DOI: https://doi.org/10.1016/j.atech.2024.100563

Interpretive Summary: Preferred sow postures and frequency of postural changes can provide important information about the sow's physiological state and may help the farmer make wise decisions to improve herd productivity. Unfortunately, continuous monitoring of sow postures is not feasible in swine production. Video recorded data may provide a solution if combined with computer artificial intelligence/machine learning techniques. Machine learning has proven to be an efficient method for interpreting images and can be used in place of manual evaluation or traditional image processing methods. However, the transitional postures of sows, such as sitting and kneeling, are difficult to discern using only the conventional visual images, especially from overhead mounted cameras. The aim of this study was to develop and compare different computer methods to predict sow posture from from visual and depth camera images. Using Kinect v.2 cameras, visual and depth images were collected on 9 different sows housed individually in farrowing crates. A total of 26362 images were labeled manually according to the postures (“standing”, “kneeling”, “sitting”, “ventral lying”, and “lateral lying”). Computer algorithms were developed to detect sow postures from these images. The results showed that the models developed with depth images presented the best results in comparison to the other models. The best algorithm using depth images had an accuracy of 98.3%. The results of this study illustrate an improvement in posture classification using the model developed with depth images. Future studies will attempt to develop more accurate models by using more images and incorporating additional postures.
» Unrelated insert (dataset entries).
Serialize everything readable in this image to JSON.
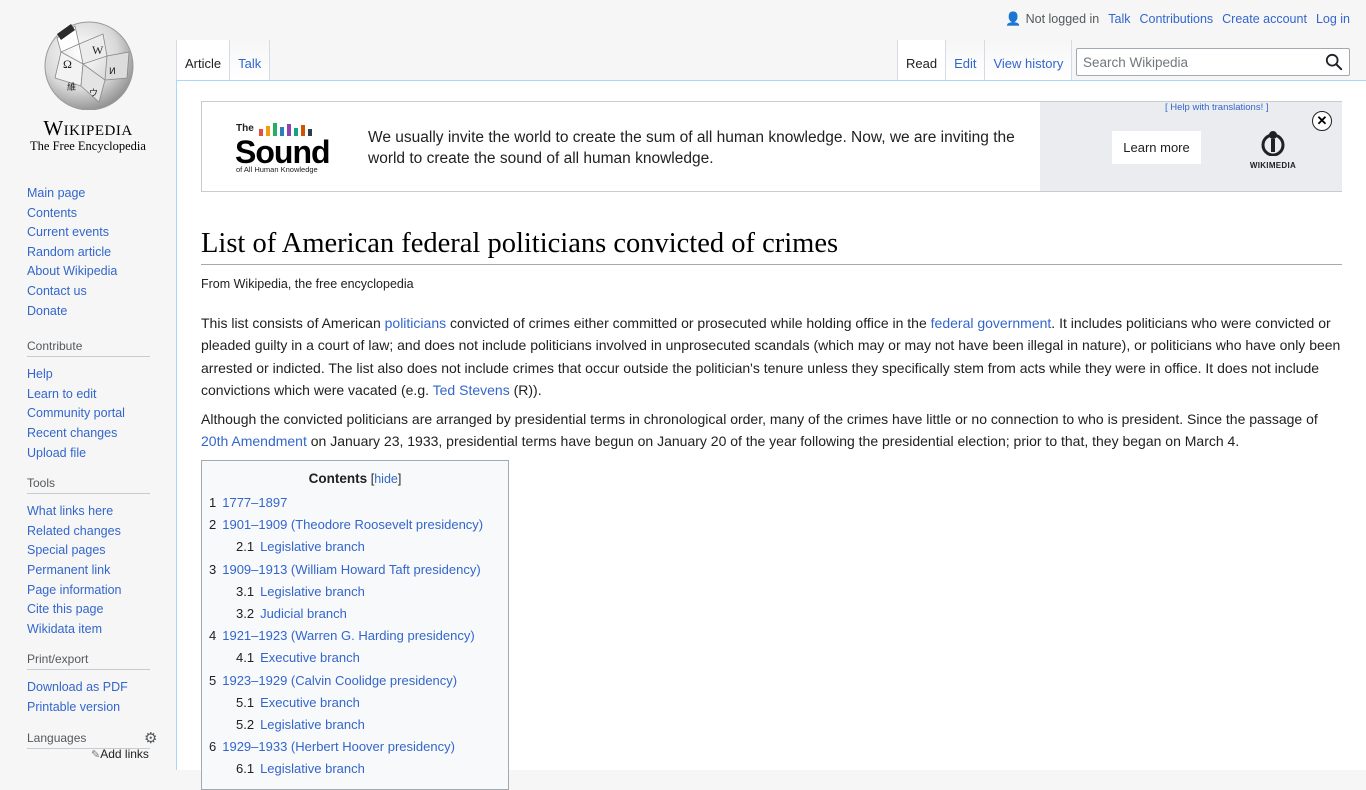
{
  "site": {
    "wordmark": "Wikipedia",
    "tagline": "The Free Encyclopedia"
  },
  "personal": {
    "not_logged_in": "Not logged in",
    "talk": "Talk",
    "contributions": "Contributions",
    "create_account": "Create account",
    "login": "Log in"
  },
  "tabs": {
    "article": "Article",
    "talk": "Talk",
    "read": "Read",
    "edit": "Edit",
    "history": "View history"
  },
  "search": {
    "placeholder": "Search Wikipedia"
  },
  "sidebar": {
    "navigation": [
      "Main page",
      "Contents",
      "Current events",
      "Random article",
      "About Wikipedia",
      "Contact us",
      "Donate"
    ],
    "contribute": {
      "heading": "Contribute",
      "items": [
        "Help",
        "Learn to edit",
        "Community portal",
        "Recent changes",
        "Upload file"
      ]
    },
    "tools": {
      "heading": "Tools",
      "items": [
        "What links here",
        "Related changes",
        "Special pages",
        "Permanent link",
        "Page information",
        "Cite this page",
        "Wikidata item"
      ]
    },
    "print": {
      "heading": "Print/export",
      "items": [
        "Download as PDF",
        "Printable version"
      ]
    },
    "languages": {
      "heading": "Languages",
      "add_links": "Add links"
    }
  },
  "banner": {
    "logo_the": "The",
    "logo_word": "Sound",
    "logo_sub": "of All Human Knowledge",
    "text": "We usually invite the world to create the sum of all human knowledge. Now, we are inviting the world to create the sound of all human knowledge.",
    "help_translations": "[ Help with translations! ]",
    "learn_more": "Learn more",
    "close": "✕",
    "wikimedia": "WIKIMEDIA",
    "colors": {
      "bg_right": "#eaecf0",
      "bars": [
        "#e74c3c",
        "#f39c12",
        "#27ae60",
        "#2980b9",
        "#8e44ad",
        "#16a085",
        "#d35400",
        "#2c3e50"
      ]
    }
  },
  "article": {
    "title": "List of American federal politicians convicted of crimes",
    "from": "From Wikipedia, the free encyclopedia",
    "p1": {
      "t1": "This list consists of American ",
      "l1": "politicians",
      "t2": " convicted of crimes either committed or prosecuted while holding office in the ",
      "l2": "federal government",
      "t3": ". It includes politicians who were convicted or pleaded guilty in a court of law; and does not include politicians involved in unprosecuted scandals (which may or may not have been illegal in nature), or politicians who have only been arrested or indicted. The list also does not include crimes that occur outside the politician's tenure unless they specifically stem from acts while they were in office. It does not include convictions which were vacated (e.g. ",
      "l3": "Ted Stevens",
      "t4": " (R))."
    },
    "p2": {
      "t1": "Although the convicted politicians are arranged by presidential terms in chronological order, many of the crimes have little or no connection to who is president. Since the passage of ",
      "l1": "20th Amendment",
      "t2": " on January 23, 1933, presidential terms have begun on January 20 of the year following the presidential election; prior to that, they began on March 4."
    }
  },
  "toc": {
    "title": "Contents",
    "hide": "hide",
    "items": [
      {
        "num": "1",
        "label": "1777–1897",
        "level": 1
      },
      {
        "num": "2",
        "label": "1901–1909 (Theodore Roosevelt presidency)",
        "level": 1
      },
      {
        "num": "2.1",
        "label": "Legislative branch",
        "level": 2
      },
      {
        "num": "3",
        "label": "1909–1913 (William Howard Taft presidency)",
        "level": 1
      },
      {
        "num": "3.1",
        "label": "Legislative branch",
        "level": 2
      },
      {
        "num": "3.2",
        "label": "Judicial branch",
        "level": 2
      },
      {
        "num": "4",
        "label": "1921–1923 (Warren G. Harding presidency)",
        "level": 1
      },
      {
        "num": "4.1",
        "label": "Executive branch",
        "level": 2
      },
      {
        "num": "5",
        "label": "1923–1929 (Calvin Coolidge presidency)",
        "level": 1
      },
      {
        "num": "5.1",
        "label": "Executive branch",
        "level": 2
      },
      {
        "num": "5.2",
        "label": "Legislative branch",
        "level": 2
      },
      {
        "num": "6",
        "label": "1929–1933 (Herbert Hoover presidency)",
        "level": 1
      },
      {
        "num": "6.1",
        "label": "Legislative branch",
        "level": 2
      }
    ]
  }
}
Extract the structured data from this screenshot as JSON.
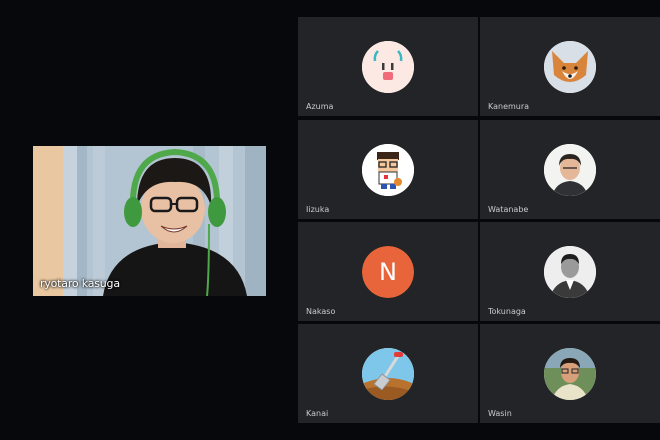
{
  "main_speaker": {
    "name": "ryotaro kasuga"
  },
  "participants": [
    {
      "name": "Azuma",
      "avatar": "ghost-character-icon"
    },
    {
      "name": "Kanemura",
      "avatar": "fox-photo"
    },
    {
      "name": "Iizuka",
      "avatar": "pixel-boy-icon"
    },
    {
      "name": "Watanabe",
      "avatar": "person-photo"
    },
    {
      "name": "Nakaso",
      "avatar": "initial-avatar",
      "initial": "N",
      "color": "#e8643a"
    },
    {
      "name": "Tokunaga",
      "avatar": "person-photo-bw"
    },
    {
      "name": "Kanai",
      "avatar": "shovel-icon"
    },
    {
      "name": "Wasin",
      "avatar": "person-photo-outdoor"
    }
  ]
}
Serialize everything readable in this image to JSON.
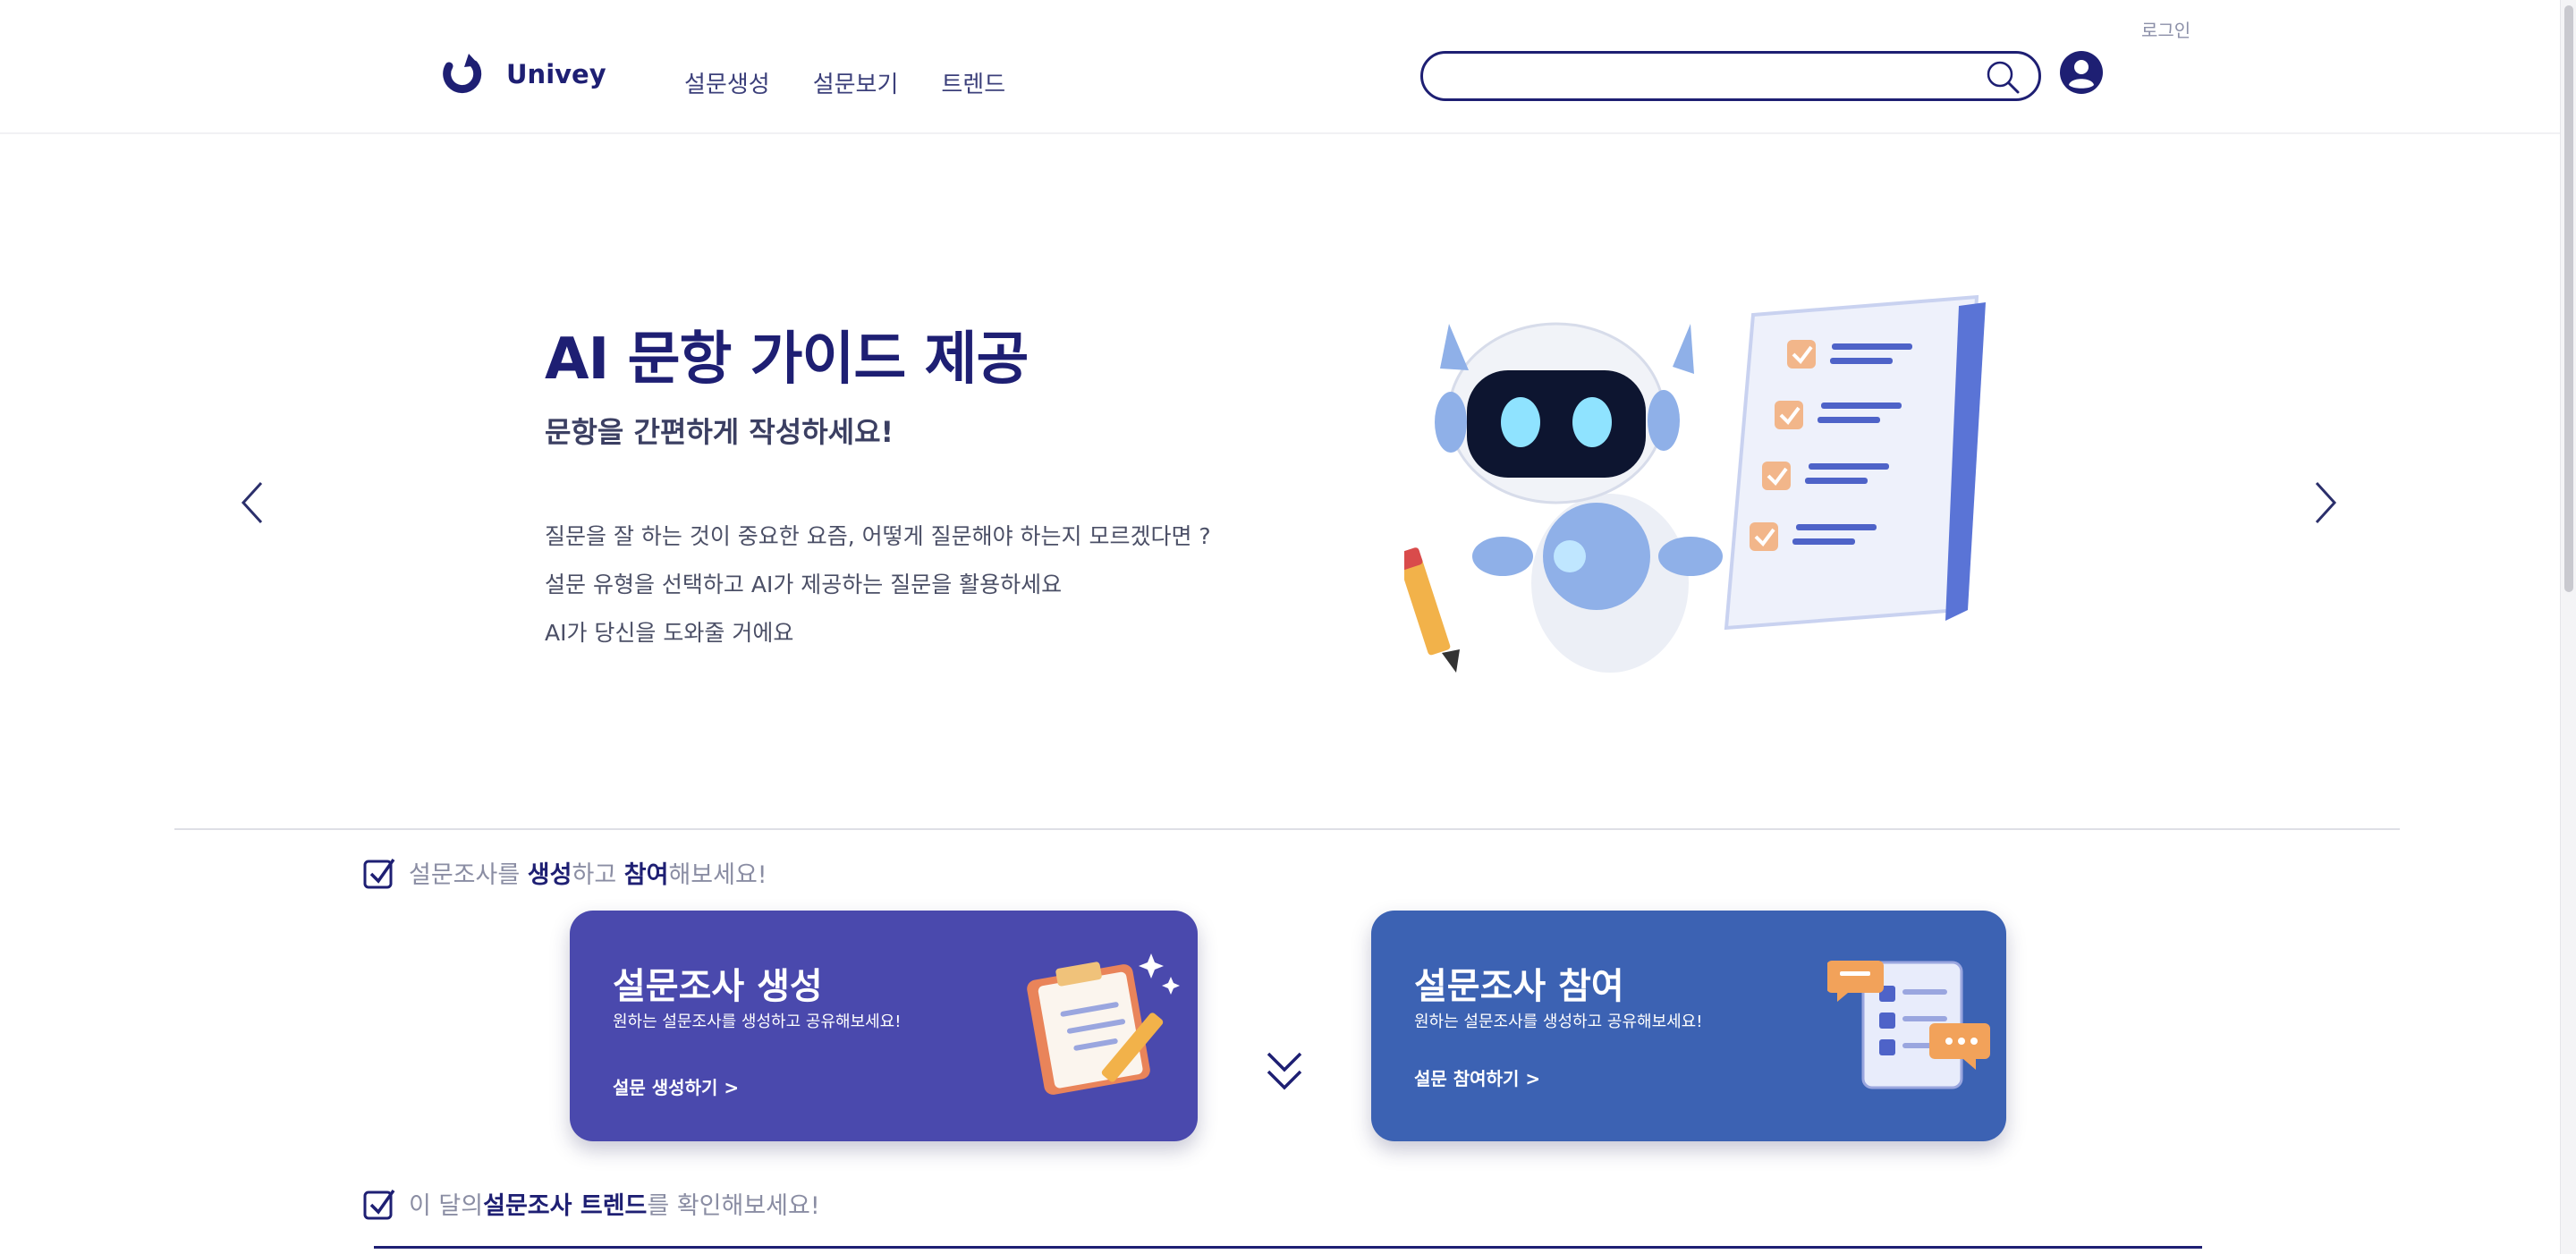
{
  "header": {
    "login_label": "로그인",
    "logo_text": "Univey",
    "nav": [
      "설문생성",
      "설문보기",
      "트렌드"
    ],
    "search": {
      "value": "",
      "placeholder": ""
    },
    "accent_color": "#1e1f73"
  },
  "hero": {
    "title": "AI 문항 가이드 제공",
    "subtitle": "문항을 간편하게 작성하세요!",
    "lines": [
      "질문을 잘 하는 것이 중요한 요즘, 어떻게 질문해야 하는지 모르겠다면 ?",
      "설문 유형을 선택하고 AI가 제공하는 질문을 활용하세요",
      "AI가 당신을 도와줄 거에요"
    ],
    "illustration_icon": "robot-with-checklist-icon"
  },
  "section_participate": {
    "parts": [
      "설문조사를 ",
      "생성",
      "하고 ",
      "참여",
      "해보세요!"
    ]
  },
  "cards": {
    "create": {
      "title": "설문조사 생성",
      "desc": "원하는 설문조사를 생성하고 공유해보세요!",
      "link": "설문 생성하기 >",
      "color": "#4a49ad",
      "icon": "clipboard-pencil-icon"
    },
    "join": {
      "title": "설문조사 참여",
      "desc": "원하는 설문조사를 생성하고 공유해보세요!",
      "link": "설문 참여하기 >",
      "color": "#3c62b3",
      "icon": "checklist-chat-icon"
    }
  },
  "section_trend": {
    "parts": [
      "이 달의",
      "설문조사 트렌드",
      "를 확인해보세요!"
    ]
  }
}
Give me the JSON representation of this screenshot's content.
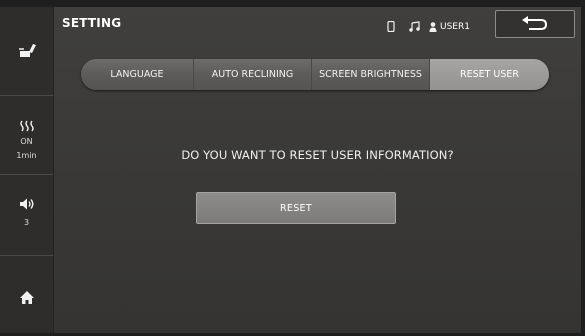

Technical Abstract: Assessing sow posture is essential for understanding their physiological condition and helping farmers improve herd productivity. Deep learning-based techniques have proven effective for image interpretation, offering a better alternative to traditional image processing methods. However, distinguishing transitional postures such as sitting and kneeling is challenging with only conventional top-view RGB images. This study aimed to develop and compare different deep learning-based sow posture classifiers using different architectures and image types. Using Kinect v.2 cameras, RGB and depth images were collected from 9 sows housed individually in farrowing crates. A total of 26,362 images were manually labelled by posture: “standing”, “kneeling”, “sitting”, “ventral recumbency” and “lateral recumbency”. Different deep learning algorithms were developed to detect sow postures from three types of images: colour (RGB), depth (depth image transformed into greyscale), and fused (colour-depth composite images). Results indicated that the ResNet-18 model presented the best results and that including depth information improved the performance of all models tested. Depth and fused models achieved higher accuracies than the models using only RGB images. The best model used only depth images as input and presented an accuracy of 98.3 %. The mean precision and recall values were 97.04 % and 97.32 %, respectively (F1-score = 97.2 %). The study shows improved posture classification using depth images. Future research can improve model accuracy and speed by expanding the database, exploring fused methods and computational models, considering different breeds of sows, and incorporating more postures. These models can be integrated into computer vision systems to automatically characterise sow behavior.